Later, playing on her sense of humour, I tried to lighten the atmosphere. "Susan, why doesn't Dubya speak like you? He's from Texas, isn't he?"
"No. He thinks he's from Texas but he's from Myne."
"Myne? Oh, Maine, right?"
"Yeah. Say, why do you like to tease me?"
I smiled a tight puckered grin. In my mind, tonight, she represented all Americans. "It's my way to ease the tension. Look, I just want to say I'm sorry. You know, about what's happened."
"Hey, thyank you. Ah'm sorry, too. It's really awful, isn't it?"
Over the next couple of days, I frequently found myself in front of the television, until I could no longer stand to watch the scenes of destruction and the parade of talking heads. I passed most of my free time with the newspapers, CBC radio and the Internet. It seemed everything had changed. I felt like an actor walking through the scenes of my life, only half-believing the lines I delivered. I wondered if we were all at the edge of a precipice, ready to plunge over.
Eventually I realized I couldn't live my life preoccupied about the future. I had no influence over world events and had to regain control of what I could. My patients, coworkers, friends and family were the people who mattered, who shaped and defined my life. I had to live in the present.
A few days later, Mrs. S appeared in the department. She was 88 years old and felt lousy. The two of us performed an elaborate dance. I tried to uncover the etiology of her lousiness, and she responded with bewildering, vague answers. Despite her cardiac history, I came to believe there was no organic cause for her distress. The source of her discomfort, I speculated, might be depression.
"Do you live alone, Mrs. S?"
"Yes, I do."
"Do you have family, anyone who comes to visit?"

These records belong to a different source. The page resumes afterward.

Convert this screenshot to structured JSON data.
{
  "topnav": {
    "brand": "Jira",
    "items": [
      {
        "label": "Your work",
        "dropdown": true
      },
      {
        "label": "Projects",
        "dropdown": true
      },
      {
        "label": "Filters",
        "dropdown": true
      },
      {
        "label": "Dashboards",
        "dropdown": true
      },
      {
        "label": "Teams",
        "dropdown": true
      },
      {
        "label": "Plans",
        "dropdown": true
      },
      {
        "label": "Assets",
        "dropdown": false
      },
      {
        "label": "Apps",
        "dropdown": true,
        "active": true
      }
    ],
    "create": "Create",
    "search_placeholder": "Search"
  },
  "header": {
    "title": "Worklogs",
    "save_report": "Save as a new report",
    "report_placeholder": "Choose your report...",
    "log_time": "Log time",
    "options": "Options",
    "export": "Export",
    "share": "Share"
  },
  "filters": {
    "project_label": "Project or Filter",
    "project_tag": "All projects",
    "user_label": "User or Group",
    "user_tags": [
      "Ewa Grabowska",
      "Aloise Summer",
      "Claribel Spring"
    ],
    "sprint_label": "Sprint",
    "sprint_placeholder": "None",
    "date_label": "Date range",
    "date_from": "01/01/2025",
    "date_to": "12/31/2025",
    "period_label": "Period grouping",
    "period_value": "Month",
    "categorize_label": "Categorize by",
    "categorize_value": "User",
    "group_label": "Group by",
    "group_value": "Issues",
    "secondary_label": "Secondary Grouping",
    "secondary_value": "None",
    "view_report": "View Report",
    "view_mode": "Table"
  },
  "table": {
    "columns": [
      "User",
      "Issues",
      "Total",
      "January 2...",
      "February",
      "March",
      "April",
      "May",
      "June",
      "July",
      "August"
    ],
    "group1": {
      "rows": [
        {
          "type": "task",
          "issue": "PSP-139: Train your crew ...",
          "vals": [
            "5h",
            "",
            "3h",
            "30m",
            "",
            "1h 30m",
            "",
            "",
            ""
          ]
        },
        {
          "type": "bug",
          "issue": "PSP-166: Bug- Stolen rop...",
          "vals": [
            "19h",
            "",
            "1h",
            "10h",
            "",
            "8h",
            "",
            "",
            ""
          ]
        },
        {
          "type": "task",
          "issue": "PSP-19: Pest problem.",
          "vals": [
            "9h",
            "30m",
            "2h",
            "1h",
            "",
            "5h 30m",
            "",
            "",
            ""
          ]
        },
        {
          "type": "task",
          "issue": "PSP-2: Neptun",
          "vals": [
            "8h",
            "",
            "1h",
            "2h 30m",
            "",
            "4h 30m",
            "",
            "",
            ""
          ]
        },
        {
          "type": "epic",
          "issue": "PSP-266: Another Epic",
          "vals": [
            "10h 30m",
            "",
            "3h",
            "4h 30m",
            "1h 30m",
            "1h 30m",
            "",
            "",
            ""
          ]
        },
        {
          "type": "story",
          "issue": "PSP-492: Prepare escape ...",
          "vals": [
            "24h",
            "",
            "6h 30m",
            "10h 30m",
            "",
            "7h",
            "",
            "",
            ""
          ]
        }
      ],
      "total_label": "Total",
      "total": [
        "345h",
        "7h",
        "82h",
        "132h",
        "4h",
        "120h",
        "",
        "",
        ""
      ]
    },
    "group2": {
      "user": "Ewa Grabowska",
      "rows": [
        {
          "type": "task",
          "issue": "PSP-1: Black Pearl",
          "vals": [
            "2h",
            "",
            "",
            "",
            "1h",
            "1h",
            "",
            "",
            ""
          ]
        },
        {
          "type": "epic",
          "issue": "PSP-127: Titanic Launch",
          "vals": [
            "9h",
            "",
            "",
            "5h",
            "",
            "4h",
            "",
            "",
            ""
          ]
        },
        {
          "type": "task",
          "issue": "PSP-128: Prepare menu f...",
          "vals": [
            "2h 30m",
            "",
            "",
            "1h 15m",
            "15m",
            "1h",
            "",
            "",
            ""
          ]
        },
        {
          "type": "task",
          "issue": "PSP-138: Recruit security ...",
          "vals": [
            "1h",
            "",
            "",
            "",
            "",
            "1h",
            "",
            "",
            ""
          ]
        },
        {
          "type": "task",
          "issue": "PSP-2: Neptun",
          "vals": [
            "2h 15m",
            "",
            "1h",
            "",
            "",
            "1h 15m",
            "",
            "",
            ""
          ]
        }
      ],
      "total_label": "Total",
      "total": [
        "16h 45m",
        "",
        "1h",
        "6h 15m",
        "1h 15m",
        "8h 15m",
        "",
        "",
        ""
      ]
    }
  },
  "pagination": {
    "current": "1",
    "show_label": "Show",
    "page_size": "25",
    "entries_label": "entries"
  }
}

"Well, no. I've only got one nephew. He calls every now and then, but he lives on Vancouver Island and I don't see him much."
"You must be lonely?"
"Well, maybe, I suppose. But you know I can't get it out of my mind, those thoughts. You know, all those people."
"All those people?"
"Yes, I just keep thinking about all those young people." Her mouth was curled in pain, and she stopped to wipe the tears from her eyes. "Their innocent faces -- what it must have been like to know they were going to die in those planes and buildings. Murdered by those savage terrorists. And me, here, I'm so old, doctor."
* * * * *
Now it is September 22 and I am at a hockey game, listening to the American anthem. Behind me two young men stand and begin singing. I turn my head enough to catch a glimpse of them. They appear to be working men in their late 20s, the kind of people who might actually be conscripted, if it comes to that. They have their hands over their hearts, so I decide they must be American -- Seattle fans -- even though they are behind the Vancouver bench. I realize that many other fans are singing too. Thousands of Canadian voices rise up to sing of America, a country that is hurting, that tonight doesn't feel so foreign. I don't usually sing at sporting events, but I join in, belting out the words. A lump grows in my throat.
Thousands of Canadian voices rise up to sing of America, a country that is hurting . . .
". . . the land of the free, and the home of the brave!" is drowned out by the cheering crowd, as the vocalist ends triumphantly. Then everyone joins him to sing "O Canada."
Finished, the man leans on his cane, turns, and walks from the ice.